Foreword | Building Embodied AI: From Perception to Autonomous Action

Embodied intelligence begins when an agent's computation is inseparable from its body. The sensors determine what the world looks like; the actuators determine what can be changed; the physics determine what the consequences will be. These three constraints are not engineering inconveniences. They are the subject.

A classifier learns which output is most likely given an input. An embodied agent learns which action is most worth taking given a state that its previous actions helped create, inside a world it cannot fully observe and cannot undo. The difference is not one of scale. It is a difference in the mathematical object being learned, the feedback that drives learning, and the failure modes that actually matter.

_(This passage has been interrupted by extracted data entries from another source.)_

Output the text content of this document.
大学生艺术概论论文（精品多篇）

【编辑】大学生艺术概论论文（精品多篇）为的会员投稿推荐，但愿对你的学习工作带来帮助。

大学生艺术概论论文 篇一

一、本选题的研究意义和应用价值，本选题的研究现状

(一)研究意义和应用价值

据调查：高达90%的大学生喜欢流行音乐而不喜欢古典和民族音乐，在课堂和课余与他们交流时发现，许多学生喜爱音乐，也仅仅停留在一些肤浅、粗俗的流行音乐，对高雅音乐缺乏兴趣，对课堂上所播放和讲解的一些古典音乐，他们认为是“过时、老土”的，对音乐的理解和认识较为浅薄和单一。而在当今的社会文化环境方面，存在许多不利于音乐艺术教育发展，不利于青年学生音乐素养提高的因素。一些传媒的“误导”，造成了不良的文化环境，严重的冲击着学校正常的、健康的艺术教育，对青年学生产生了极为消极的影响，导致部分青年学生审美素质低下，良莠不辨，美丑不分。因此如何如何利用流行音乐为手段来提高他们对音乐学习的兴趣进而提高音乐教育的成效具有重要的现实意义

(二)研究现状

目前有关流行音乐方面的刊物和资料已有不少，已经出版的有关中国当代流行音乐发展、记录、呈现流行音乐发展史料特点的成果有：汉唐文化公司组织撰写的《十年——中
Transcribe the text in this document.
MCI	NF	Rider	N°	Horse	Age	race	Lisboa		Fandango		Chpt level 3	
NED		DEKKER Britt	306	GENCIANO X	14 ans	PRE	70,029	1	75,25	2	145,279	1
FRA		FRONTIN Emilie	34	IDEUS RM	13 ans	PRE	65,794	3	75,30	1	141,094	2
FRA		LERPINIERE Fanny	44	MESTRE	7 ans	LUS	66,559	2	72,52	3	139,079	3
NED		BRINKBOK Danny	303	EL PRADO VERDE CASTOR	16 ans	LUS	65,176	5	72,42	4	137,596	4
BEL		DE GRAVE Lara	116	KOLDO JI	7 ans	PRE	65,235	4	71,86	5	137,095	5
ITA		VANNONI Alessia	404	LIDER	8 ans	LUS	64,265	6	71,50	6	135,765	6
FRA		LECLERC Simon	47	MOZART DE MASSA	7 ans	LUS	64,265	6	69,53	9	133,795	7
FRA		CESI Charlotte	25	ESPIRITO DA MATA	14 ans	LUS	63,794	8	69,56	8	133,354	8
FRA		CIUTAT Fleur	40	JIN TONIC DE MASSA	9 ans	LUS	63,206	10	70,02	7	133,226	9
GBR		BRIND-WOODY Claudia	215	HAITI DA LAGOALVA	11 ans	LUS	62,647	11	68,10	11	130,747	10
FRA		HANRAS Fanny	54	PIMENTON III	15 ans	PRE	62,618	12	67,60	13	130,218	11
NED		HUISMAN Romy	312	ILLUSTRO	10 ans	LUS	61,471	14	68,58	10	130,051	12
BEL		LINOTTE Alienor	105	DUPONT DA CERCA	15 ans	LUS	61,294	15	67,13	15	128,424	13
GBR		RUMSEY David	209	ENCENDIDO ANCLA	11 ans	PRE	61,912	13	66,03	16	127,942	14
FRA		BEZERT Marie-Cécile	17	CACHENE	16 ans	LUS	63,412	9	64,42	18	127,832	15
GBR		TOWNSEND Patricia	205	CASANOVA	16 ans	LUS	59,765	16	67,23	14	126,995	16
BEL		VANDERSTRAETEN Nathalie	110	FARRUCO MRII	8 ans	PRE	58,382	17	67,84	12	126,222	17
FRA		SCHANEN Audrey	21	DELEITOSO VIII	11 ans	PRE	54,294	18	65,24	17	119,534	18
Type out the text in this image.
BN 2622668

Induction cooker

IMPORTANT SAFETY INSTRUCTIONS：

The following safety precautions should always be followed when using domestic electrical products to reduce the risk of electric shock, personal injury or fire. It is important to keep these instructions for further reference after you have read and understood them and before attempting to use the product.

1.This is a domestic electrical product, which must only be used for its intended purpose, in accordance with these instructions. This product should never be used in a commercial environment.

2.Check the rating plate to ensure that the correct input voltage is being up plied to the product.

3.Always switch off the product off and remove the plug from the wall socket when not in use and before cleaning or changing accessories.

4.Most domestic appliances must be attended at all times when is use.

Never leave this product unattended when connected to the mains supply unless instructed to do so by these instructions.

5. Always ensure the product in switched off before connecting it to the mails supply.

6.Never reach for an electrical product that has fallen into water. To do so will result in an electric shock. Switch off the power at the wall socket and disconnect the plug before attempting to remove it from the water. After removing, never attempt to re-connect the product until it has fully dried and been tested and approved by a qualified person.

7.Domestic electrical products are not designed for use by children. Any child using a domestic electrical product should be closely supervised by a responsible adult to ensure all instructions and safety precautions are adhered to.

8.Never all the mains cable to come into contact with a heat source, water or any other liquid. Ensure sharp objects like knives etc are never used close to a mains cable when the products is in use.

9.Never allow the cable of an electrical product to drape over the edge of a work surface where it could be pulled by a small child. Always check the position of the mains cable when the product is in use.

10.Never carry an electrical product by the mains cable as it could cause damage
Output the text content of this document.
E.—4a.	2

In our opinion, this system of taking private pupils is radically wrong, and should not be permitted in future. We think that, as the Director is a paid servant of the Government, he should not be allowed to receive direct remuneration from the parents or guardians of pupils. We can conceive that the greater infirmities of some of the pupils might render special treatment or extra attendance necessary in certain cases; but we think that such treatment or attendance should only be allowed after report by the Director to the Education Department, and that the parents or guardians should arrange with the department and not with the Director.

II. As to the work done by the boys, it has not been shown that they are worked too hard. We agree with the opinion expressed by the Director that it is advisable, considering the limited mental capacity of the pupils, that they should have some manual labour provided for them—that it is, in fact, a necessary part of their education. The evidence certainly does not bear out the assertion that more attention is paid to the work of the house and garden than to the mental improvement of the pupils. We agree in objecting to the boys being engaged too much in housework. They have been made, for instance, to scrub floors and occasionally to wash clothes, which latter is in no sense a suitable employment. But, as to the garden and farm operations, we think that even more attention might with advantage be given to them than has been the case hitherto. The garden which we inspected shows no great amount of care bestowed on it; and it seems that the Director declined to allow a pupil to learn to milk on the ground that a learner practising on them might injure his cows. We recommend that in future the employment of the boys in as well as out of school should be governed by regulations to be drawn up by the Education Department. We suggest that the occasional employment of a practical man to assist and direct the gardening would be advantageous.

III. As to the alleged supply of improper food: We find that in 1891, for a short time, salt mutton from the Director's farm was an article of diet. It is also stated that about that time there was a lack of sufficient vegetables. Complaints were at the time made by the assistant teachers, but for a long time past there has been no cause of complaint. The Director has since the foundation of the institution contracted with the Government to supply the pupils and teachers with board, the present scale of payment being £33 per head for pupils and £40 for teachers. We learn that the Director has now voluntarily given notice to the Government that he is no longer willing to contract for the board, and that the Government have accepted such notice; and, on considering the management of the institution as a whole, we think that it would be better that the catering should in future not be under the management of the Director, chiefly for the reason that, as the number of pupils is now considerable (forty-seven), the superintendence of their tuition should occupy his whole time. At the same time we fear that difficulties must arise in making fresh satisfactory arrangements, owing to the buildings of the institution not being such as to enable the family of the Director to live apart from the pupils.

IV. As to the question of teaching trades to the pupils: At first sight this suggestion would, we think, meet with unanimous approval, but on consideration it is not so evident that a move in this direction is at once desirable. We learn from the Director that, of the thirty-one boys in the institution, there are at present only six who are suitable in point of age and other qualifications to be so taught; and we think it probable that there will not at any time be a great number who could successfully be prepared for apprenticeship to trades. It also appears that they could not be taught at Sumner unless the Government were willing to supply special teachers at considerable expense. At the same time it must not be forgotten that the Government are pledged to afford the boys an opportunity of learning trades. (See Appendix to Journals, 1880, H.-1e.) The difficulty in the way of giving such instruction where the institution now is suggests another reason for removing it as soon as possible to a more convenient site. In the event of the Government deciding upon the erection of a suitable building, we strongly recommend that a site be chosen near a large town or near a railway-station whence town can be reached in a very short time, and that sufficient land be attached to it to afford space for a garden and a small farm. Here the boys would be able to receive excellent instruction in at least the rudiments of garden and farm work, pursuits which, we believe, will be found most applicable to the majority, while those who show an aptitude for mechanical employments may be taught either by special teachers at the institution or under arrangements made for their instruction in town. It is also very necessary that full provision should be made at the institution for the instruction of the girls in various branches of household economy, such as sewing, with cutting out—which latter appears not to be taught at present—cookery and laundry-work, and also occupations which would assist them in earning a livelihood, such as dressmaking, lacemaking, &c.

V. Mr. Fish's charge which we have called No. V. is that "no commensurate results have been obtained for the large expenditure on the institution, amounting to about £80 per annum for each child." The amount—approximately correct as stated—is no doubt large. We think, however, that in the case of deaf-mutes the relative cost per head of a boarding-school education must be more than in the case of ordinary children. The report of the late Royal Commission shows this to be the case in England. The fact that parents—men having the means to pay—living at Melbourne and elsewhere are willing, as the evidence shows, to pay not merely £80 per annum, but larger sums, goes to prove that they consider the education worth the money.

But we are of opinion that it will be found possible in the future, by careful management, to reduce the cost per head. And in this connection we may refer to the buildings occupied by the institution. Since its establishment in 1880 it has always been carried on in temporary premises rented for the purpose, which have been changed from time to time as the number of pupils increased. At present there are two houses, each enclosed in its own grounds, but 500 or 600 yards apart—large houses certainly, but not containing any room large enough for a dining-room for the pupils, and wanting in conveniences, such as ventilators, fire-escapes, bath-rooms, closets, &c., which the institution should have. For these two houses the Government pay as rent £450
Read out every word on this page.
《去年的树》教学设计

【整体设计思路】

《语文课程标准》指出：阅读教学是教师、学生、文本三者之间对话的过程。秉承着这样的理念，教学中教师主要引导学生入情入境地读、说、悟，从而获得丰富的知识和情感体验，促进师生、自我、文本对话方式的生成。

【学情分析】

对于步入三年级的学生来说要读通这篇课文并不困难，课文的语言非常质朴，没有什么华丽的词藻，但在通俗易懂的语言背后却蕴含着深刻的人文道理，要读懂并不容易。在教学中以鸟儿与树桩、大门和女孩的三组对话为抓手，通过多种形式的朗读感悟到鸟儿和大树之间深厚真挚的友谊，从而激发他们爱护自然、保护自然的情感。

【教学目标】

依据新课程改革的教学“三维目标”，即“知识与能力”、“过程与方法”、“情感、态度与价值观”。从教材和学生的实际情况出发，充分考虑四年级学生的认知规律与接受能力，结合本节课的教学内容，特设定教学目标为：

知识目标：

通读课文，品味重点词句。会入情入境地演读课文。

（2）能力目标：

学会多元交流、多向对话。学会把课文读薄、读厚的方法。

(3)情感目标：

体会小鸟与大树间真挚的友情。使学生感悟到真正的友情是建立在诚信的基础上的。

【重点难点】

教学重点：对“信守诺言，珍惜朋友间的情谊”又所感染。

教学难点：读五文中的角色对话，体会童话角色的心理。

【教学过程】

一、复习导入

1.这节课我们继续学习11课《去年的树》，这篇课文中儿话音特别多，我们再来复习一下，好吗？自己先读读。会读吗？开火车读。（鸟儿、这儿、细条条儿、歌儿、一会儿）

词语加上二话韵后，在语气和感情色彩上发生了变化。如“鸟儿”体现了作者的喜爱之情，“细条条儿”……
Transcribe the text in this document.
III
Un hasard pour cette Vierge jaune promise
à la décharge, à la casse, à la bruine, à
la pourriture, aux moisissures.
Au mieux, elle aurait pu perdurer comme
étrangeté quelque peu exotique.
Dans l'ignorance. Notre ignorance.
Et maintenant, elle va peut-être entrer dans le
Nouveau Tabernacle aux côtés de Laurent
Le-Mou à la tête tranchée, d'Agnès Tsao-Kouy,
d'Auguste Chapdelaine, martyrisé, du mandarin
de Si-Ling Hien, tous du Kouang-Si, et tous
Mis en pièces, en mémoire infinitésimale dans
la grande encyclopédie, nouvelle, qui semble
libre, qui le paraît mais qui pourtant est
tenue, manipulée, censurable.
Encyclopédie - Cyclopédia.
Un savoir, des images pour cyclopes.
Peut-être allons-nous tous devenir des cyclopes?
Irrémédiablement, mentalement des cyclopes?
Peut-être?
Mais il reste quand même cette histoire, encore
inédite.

This book is one connected journey through the full stack: the geometry and dynamics of bodies in physical space; the simulators that make learning tractable before hardware; the reinforcement and imitation learning algorithms that close the loop; the vision, language, and action models that let agents interpret instructions and generate behavior; the world models that let agents plan before acting; the skills and whole-body control that let humanoids, drones, and manipulators move with purpose; and the safety, evaluation, and deployment practices that turn working code into running systems.

The loop runs from perception to action, from simple simulated agents to modern robot foundation models, and from classical feedback control to cross-embodiment policies trained on millions of robot trajectories. Every part of that arc is here.